Een Reddit-forum waar je te weten komt of je gelijk of ongelijk had in een ruzie of meningsverschil. Andere gebruikers van het forum geven antwoord op jouw vraag en oordelen. Zodra de discussie wordt gesloten, volgt een algemeen oordeel. Je krijgt antwoord op die ene vraag: Am I the asshole? Een fascinerend voorbeeld van hoe AI een moraal zou kunnen ontwikkelen. “Er is een algoritme dat dit forum gebruikt heeft om een moraal te ontwikkelen en ik vind het dus een heel dom idee, maar geweldig amusant om dat orakel te gebruiken.”
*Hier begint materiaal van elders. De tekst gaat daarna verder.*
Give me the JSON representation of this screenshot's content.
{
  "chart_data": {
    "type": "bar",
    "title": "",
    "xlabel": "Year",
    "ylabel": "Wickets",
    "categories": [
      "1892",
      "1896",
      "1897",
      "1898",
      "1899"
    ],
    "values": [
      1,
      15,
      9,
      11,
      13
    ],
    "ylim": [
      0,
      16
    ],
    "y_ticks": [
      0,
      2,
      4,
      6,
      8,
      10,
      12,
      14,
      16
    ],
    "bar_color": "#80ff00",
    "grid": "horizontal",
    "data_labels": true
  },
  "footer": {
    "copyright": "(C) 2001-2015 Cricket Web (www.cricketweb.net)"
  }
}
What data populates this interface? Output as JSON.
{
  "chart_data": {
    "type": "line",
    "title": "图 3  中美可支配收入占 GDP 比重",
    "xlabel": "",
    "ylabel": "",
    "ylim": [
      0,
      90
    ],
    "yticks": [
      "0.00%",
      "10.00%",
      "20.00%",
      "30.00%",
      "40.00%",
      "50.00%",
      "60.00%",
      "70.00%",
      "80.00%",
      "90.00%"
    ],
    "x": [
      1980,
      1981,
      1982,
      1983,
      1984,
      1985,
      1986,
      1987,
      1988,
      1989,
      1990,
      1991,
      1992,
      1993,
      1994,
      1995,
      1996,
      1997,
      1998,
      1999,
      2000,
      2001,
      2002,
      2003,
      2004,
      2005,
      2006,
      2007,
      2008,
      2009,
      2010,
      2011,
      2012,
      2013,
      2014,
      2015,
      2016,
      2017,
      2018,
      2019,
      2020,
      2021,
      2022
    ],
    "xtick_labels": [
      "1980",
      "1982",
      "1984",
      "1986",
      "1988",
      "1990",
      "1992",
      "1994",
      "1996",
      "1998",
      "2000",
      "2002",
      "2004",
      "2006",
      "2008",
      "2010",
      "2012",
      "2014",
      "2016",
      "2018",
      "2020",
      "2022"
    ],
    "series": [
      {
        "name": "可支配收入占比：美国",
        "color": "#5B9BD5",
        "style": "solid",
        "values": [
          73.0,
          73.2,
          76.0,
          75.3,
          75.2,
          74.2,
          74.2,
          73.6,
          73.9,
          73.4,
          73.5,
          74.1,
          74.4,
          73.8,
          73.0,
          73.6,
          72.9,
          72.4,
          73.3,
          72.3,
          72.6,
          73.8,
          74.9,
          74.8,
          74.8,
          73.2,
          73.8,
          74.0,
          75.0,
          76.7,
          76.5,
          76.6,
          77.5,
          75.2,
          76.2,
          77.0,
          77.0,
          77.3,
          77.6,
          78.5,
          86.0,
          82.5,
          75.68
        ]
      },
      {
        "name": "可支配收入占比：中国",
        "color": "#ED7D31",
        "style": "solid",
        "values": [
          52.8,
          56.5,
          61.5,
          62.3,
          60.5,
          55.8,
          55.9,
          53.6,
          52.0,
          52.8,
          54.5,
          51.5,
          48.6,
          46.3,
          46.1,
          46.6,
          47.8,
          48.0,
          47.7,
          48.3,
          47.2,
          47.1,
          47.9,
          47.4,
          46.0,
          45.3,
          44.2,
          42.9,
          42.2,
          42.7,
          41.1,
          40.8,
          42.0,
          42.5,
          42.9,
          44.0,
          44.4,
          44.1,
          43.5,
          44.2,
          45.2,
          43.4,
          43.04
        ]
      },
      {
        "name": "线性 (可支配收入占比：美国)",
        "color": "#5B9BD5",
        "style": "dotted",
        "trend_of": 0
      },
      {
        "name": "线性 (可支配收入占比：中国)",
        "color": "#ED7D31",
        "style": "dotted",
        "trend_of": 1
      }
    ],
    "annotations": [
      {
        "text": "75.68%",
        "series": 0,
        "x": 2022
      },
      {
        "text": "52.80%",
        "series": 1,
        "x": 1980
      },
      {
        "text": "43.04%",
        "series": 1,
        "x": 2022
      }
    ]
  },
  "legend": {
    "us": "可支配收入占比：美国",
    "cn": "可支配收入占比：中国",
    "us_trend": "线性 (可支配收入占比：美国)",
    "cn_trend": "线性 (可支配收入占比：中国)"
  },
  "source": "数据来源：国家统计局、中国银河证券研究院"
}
Do scientists understand the public?
Eén van haar favoriete papers is Do Scientists Understand the Public? van de American Academy of Arts and Sciences, geschreven door Chris Mooney. Volgens Smeets interessant omdat de vraag vaak andersom wordt gesteld: begrijpt het publiek de wetenschap? In dit paper vind je veel cases over technologie en wetenschap en de betrokkenheid van de samenleving en concrete tips over hoe je ervoor zorgt dat je met nieuwe technologie goed aansluit bij de samenleving.

Universal Paperclips
Een AI game gemaakt door Frank Lantz van de New York University. Tijdens het spelen ben jij een AI. Je krijgt één opdracht: produceer paperclips. Simpel, toch? Maar gedurende het spel moet je keuzes maken om ervoor te zorgen dat je paperclips blijft produceren en verkopen. Het laat zien dat als er onvoldoende nagedacht is over de definitie van succes van het algoritme, de zaken gigantisch uit de hand kunnen lopen. Je zal belanden in space wars. Op zoek naar grondstoffen voor paperclips, met alle gevolgen van dien.

BrAInpower, Rijksmuseum Boerhaave
Van deepfakes, streamingdiensten en dating apps tot gezichtsherkenning, zelfrijdende auto’s en medische toepassingen. We kunnen niet meer om AI heen. Het verandert onze levens, zoals ooit stoommachines ten tijde van de industriële revolutie deden. Museum Boerhaave in Leiden ontwikkelde met filosoof Bas Haring een expositie die laat zien waar AI met succes kan worden ingezet, hoe we er de vruchten van plukken, maar belicht ook de schaduwkanten. Te zien van 9 september 2022 t/m 5 maart 2023.

"Blijf jezelf de vraag stellen: wil ik het ook?"

Verzekeraars, neem het voortouw

Smeets sluit af met een quote van haar favoriete informaticus Edsger W. Dijkstra. In de jaren 70 zei hij al: ‘As the power of available machines grew by a factor of more than a thousand, society’s ambition to apply these machines grew in proportion. And it was the poor programmer who found his job in this exploded field of tension between ends and means.’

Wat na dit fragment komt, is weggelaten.